Dopo il diluvio è un romanzo strepitoso per il modo in cui la scrittura si fa luogo. L’autore inventa uno spazio nuovo eppure noto. Gioca con i richiami della tradizione grottesca e surreale della letteratura mitteleuropea di altri tempi, di ispirazioni yiddish, per catapultare il lettore dentro una fiaba nera e fantastica.
Tutto comincia da un luogo, non sapremo mai dove eppure ci restiamo dentro.
“In quella valle – scatola, chiusa su ogni lato da massicci montuosi, l’aria era solita stagnare ammassando settimane grigie sotto una cappa di nubi; ma di quando in quando, senza preavviso, un tuono rompeva la bolla e di lì a poco si potevano prevedere con certezza piogge torrenziali.”
Quando penso alla scrittura come a uno spazio non penso (quasi) mai a spazi tipo: nascondiglio, cunicolo, stanza segreta o tutta per sé.
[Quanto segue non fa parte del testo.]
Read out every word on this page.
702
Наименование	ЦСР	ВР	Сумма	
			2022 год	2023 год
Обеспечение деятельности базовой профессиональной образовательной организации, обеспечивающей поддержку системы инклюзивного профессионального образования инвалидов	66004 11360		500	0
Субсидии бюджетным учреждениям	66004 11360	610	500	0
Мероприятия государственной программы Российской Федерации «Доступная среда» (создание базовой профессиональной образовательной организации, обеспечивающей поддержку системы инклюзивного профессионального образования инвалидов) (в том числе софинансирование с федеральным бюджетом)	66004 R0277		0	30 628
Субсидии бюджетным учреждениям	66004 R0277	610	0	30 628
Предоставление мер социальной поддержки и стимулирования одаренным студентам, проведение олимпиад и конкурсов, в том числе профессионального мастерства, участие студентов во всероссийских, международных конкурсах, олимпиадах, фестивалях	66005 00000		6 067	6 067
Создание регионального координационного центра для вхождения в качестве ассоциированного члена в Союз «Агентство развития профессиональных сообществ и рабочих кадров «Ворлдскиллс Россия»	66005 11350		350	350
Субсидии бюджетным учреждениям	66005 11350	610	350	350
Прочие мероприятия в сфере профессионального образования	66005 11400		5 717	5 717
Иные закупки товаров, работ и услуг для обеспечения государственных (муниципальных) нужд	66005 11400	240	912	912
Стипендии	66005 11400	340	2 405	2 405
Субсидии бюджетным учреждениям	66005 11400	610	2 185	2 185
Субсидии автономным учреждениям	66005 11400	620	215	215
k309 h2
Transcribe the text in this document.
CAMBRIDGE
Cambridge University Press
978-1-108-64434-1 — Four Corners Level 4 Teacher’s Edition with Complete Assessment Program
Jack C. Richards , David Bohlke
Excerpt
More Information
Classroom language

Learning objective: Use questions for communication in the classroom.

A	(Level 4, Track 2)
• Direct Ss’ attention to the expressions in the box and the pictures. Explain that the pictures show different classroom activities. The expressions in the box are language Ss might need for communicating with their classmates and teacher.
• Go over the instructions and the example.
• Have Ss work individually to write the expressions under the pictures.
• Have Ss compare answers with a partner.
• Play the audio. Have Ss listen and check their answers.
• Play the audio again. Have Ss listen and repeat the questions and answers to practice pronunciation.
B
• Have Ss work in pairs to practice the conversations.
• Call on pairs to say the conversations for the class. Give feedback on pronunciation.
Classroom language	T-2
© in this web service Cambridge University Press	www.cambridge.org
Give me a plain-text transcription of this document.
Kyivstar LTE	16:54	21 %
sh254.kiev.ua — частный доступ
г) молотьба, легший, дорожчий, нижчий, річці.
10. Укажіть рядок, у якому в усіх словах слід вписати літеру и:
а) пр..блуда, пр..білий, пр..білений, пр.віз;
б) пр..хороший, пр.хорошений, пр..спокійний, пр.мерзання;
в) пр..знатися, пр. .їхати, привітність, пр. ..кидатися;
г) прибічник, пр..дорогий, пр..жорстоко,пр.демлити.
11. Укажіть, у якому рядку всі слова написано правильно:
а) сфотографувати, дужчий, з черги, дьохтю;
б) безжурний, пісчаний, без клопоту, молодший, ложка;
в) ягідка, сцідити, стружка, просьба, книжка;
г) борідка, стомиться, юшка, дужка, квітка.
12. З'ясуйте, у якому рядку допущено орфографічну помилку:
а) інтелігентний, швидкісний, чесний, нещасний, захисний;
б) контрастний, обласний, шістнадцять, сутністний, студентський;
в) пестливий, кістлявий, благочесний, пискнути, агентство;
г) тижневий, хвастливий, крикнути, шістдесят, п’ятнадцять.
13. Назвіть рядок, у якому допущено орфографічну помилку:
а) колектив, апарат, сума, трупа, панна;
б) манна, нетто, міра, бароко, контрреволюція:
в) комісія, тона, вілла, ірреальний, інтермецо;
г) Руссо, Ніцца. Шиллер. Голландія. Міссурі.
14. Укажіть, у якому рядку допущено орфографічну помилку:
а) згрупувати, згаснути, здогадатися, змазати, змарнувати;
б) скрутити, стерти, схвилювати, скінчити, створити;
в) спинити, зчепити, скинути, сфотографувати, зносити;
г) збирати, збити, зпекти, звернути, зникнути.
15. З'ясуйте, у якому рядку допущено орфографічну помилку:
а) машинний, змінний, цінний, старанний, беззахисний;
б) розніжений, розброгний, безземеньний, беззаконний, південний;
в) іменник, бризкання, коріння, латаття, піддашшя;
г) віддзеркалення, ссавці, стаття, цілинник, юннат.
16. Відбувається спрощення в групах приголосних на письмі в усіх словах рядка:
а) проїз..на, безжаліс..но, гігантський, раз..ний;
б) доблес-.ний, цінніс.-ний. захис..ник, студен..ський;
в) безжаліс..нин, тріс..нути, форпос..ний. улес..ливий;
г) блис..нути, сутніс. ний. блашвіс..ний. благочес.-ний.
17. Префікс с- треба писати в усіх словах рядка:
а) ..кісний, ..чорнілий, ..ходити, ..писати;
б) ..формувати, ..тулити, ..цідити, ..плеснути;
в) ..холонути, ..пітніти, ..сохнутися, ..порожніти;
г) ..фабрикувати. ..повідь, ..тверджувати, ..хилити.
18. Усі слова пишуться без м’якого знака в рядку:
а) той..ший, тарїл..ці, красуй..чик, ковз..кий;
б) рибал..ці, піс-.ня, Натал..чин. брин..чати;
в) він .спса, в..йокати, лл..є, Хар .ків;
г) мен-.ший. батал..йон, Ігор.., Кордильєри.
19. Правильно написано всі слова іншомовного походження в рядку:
Quando penso alla scrittura in termini di spazio penso a un mondo che non esiste ancora. La scrittura è un mondo (im)possibile. Tutto quello che scriviamo non esiste. Eppure tutto quello che scriviamo dà esistenza a chi scrive, a chi legge, ai personaggi, perfino la luce dentro un romanzo non esiste eppure illumina tutto. (A proposito: l’avete scelto il colore della luce che accende il vostro romanzo? Che non sia di un bianco lattiginoso, mai. Avrò modo di raccontarvi perché questa luce non deve mai essere lattiginosa…)
In questo proposito, quello di vivere la scrittura come uno spazio nuovo da conquistare, Malaguti è bravo. Il paese che racconta è un paese dove piove sul bagnato e che, in seguito a una pioggia particolarmente forte, viene sommerso.
“Probabilmente qualcosa era andato storto nel vecchio sistema fognario: tutte le tubature, infatti, scolavano in un unico canale sotterraneo che attraversava il paese fino a sfociare in una cava al confine coi campi.”
Comincia da questa sorta di revisione postmoderna del giudizio universale (“Nessuno ha ancora capito che il diluvio e l’allagamento sono stati un avviso, nessuno ha capito il messaggio: Dio si è messo avanti col lavoro, perché è meglio se il collasso avviene per gradi”), la vicenda anzi le vicende di una miriade di personaggi che senza questo luogo inesistente, lo spazio immaginifico che Malaguti ha creato, non avrebbero motivo di esistere.
Una lezione importante per chi spesso, durante la stesura di un’opera prima, non considera lo spazio o, peggio, lo vede come un “male necessario” che ogni tanto va ripreso per “metterci qualche descrizione”. Consiglio la lettura di questo esordio a chi si trova in difficoltà rispetto proprio alla sistemazione della storia. Se alcune cose non tornano, se i personaggi sono bloccati come dentro la tela di un ragno allora allargate questa tela, anzi distruggetela e al suo posto create un mondo nuovo.